In the next stage of development, which is the early and middle childhood stage, there are several other goals that you are aiming for. Rosemond says, "During infancy and early toddlerhood parents are responsible mostly to their children. Now (during early and middle childhood) parents are responsible to both their children and to the rest of us." What he is referring to here is the goal of properly socializing children so they will be able to interact with others outside the family circle. I am not going to provide strategies for this here since they are different from child to child, but the following are the goals to aim for. By the time your child enters adolescence, he or she should have learned the following principles:

  1. You, the child, are completely responsible for the choices you make. God has given you free-will and the exercise of that free-will largely determines what happens to you. Parents need to reinforce the idea that their childrens' behavior is due to their own choices, not their genes, their father's alcoholism, mom's cancer, or the fact that the family has too much money or is on welfare. In the end, the choices they make are very important, and they have to take ownership. For example, "You ate all your candy before the movie? No candy during the movie. Your choice!"
  2. If you make bad choices, sooner or later bad things will happen as a result. The religious instruction we give our children lays the groundwork for this truth, but we can reinforce it in every day circumstances by not always covering their losses brought about by their bad decisions. For example, a mom warns her daughter not to leave her bike in the yard at night since it might be stolen. Nothing happens for months (when she leaves it out due to neglect or laziness) and then one morning it is gone, and it happens to be one day before the big "bike-a-thon" at school. If the parents cover her loss (i.e. they buy her a new bike so she won't miss the bike event at school) instead of letting her own her loss, they begin "enabling" her instead of teaching her a valuable lesson. If this child does not learn that bad choices bring bad consequences at this early stage, imagine the problems awaiting her when she is a teen and driving her mother's car!
  3. If you make good choices, bad things are less likely to happen. This is the hardest lesson of all because it teaches children about sin, the imperfect world and the problem of suffering. Unfortunately, the message they often hear in school is that if you do something good, you deserve something good in return. This would be nice if it were true, but the world does not work like this and we do our children a disservice if we indoctrinate them in this way. The truth is that the reward for doing the right thing is the knowledge that you have done the right thing. Sometimes you are rewarded for it, sometimes you are not and sometimes you are even penalized. For Christian parents this is much easier to explain because our faith calls us to do right as an extension of who we are in Christ. The doing of good is a function of our new life in Jesus, not some ethical bargaining tool to gain favor.

A review:

The goal of parenting at 0-3 years, the parent is in charge (saying "no" 500 times a day).

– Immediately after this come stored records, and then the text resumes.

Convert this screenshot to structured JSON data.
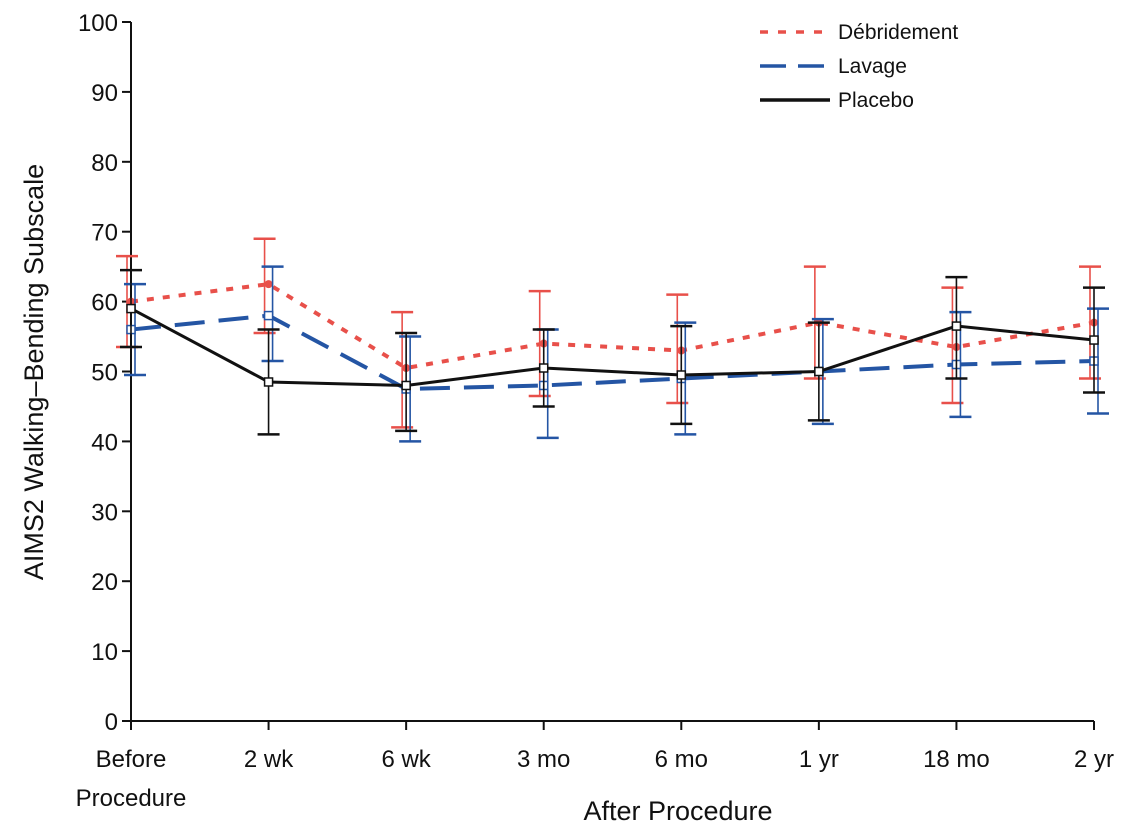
{
  "chart_data": {
    "type": "line",
    "ylabel": "AIMS2 Walking–Bending Subscale",
    "xlabel": "After Procedure",
    "categories": [
      "Before\nProcedure",
      "2 wk",
      "6 wk",
      "3 mo",
      "6 mo",
      "1 yr",
      "18 mo",
      "2 yr"
    ],
    "ylim": [
      0,
      100
    ],
    "yticks": [
      0,
      10,
      20,
      30,
      40,
      50,
      60,
      70,
      80,
      90,
      100
    ],
    "grid": false,
    "legend_position": "top-right",
    "series": [
      {
        "name": "Débridement",
        "color": "#e8504a",
        "dash": "dotted",
        "values": [
          60,
          62.5,
          50.5,
          54,
          53,
          57,
          53.5,
          57
        ],
        "error_low": [
          53.5,
          55.5,
          42,
          46.5,
          45.5,
          49,
          45.5,
          49
        ],
        "error_high": [
          66.5,
          69,
          58.5,
          61.5,
          61,
          65,
          62,
          65
        ]
      },
      {
        "name": "Lavage",
        "color": "#2455a4",
        "dash": "dashed",
        "values": [
          56,
          58,
          47.5,
          48,
          49,
          50,
          51,
          51.5
        ],
        "error_low": [
          49.5,
          51.5,
          40,
          40.5,
          41,
          42.5,
          43.5,
          44
        ],
        "error_high": [
          62.5,
          65,
          55,
          56,
          57,
          57.5,
          58.5,
          59
        ]
      },
      {
        "name": "Placebo",
        "color": "#111111",
        "dash": "solid",
        "values": [
          59,
          48.5,
          48,
          50.5,
          49.5,
          50,
          56.5,
          54.5
        ],
        "error_low": [
          53.5,
          41,
          41.5,
          45,
          42.5,
          43,
          49,
          47
        ],
        "error_high": [
          64.5,
          56,
          55.5,
          56,
          56.5,
          57,
          63.5,
          62
        ]
      }
    ]
  }
}
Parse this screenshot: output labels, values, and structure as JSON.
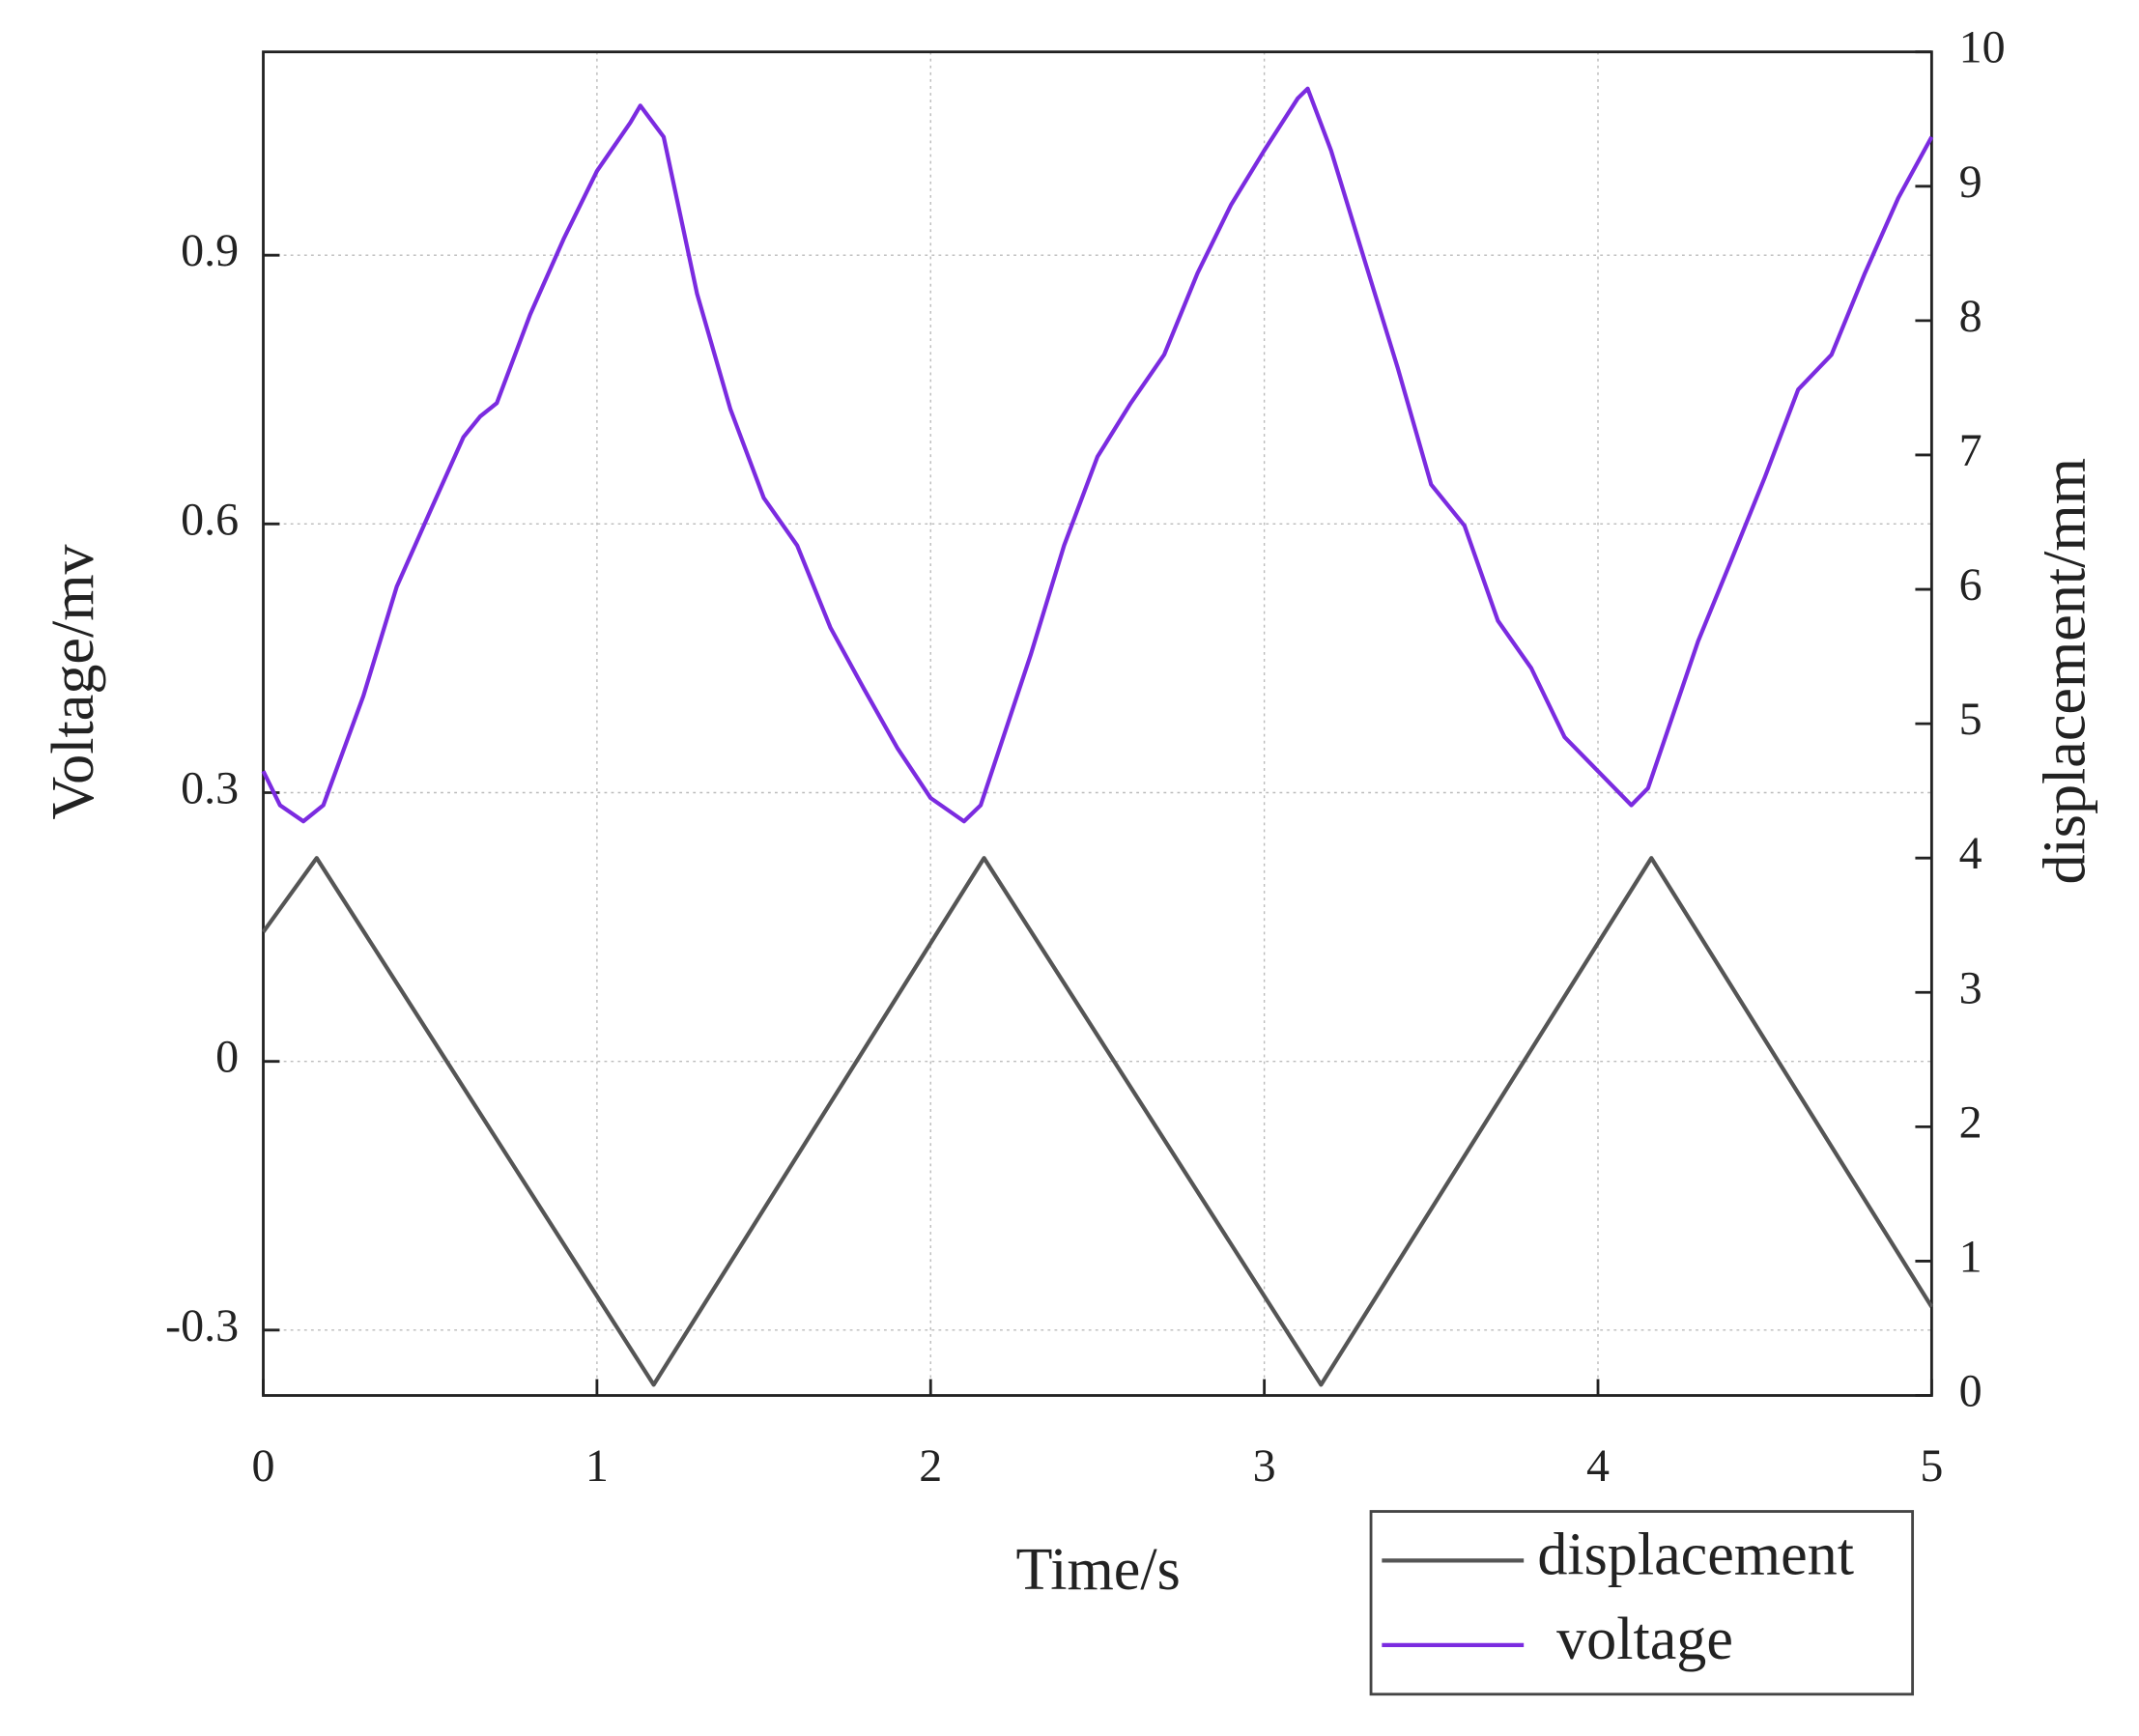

The goals of parenting at 3-11 years. As parents we want our child to learn how to lead himself by:

  1. Realizing that he is responsible for his own life and you are giving him this responsibility little by little as he matures. The rate of independence he has is based on the level of maturity he demonstrates.
  2. Taking ownership of his choices and learning the lessons that his decisions teach him.
  3. Understanding the motivation for making good choices (faith, not just reward) and accepting that the world is not always fair, but God will do justice in the end.

The early childhood and middle years are when parents teach the child how a compass works, the teen years are when the parents help the child use that compass.


Rosemond, J. (1998) Teen-proofing. Kansas City, MS: Andrews McMeel Publishing.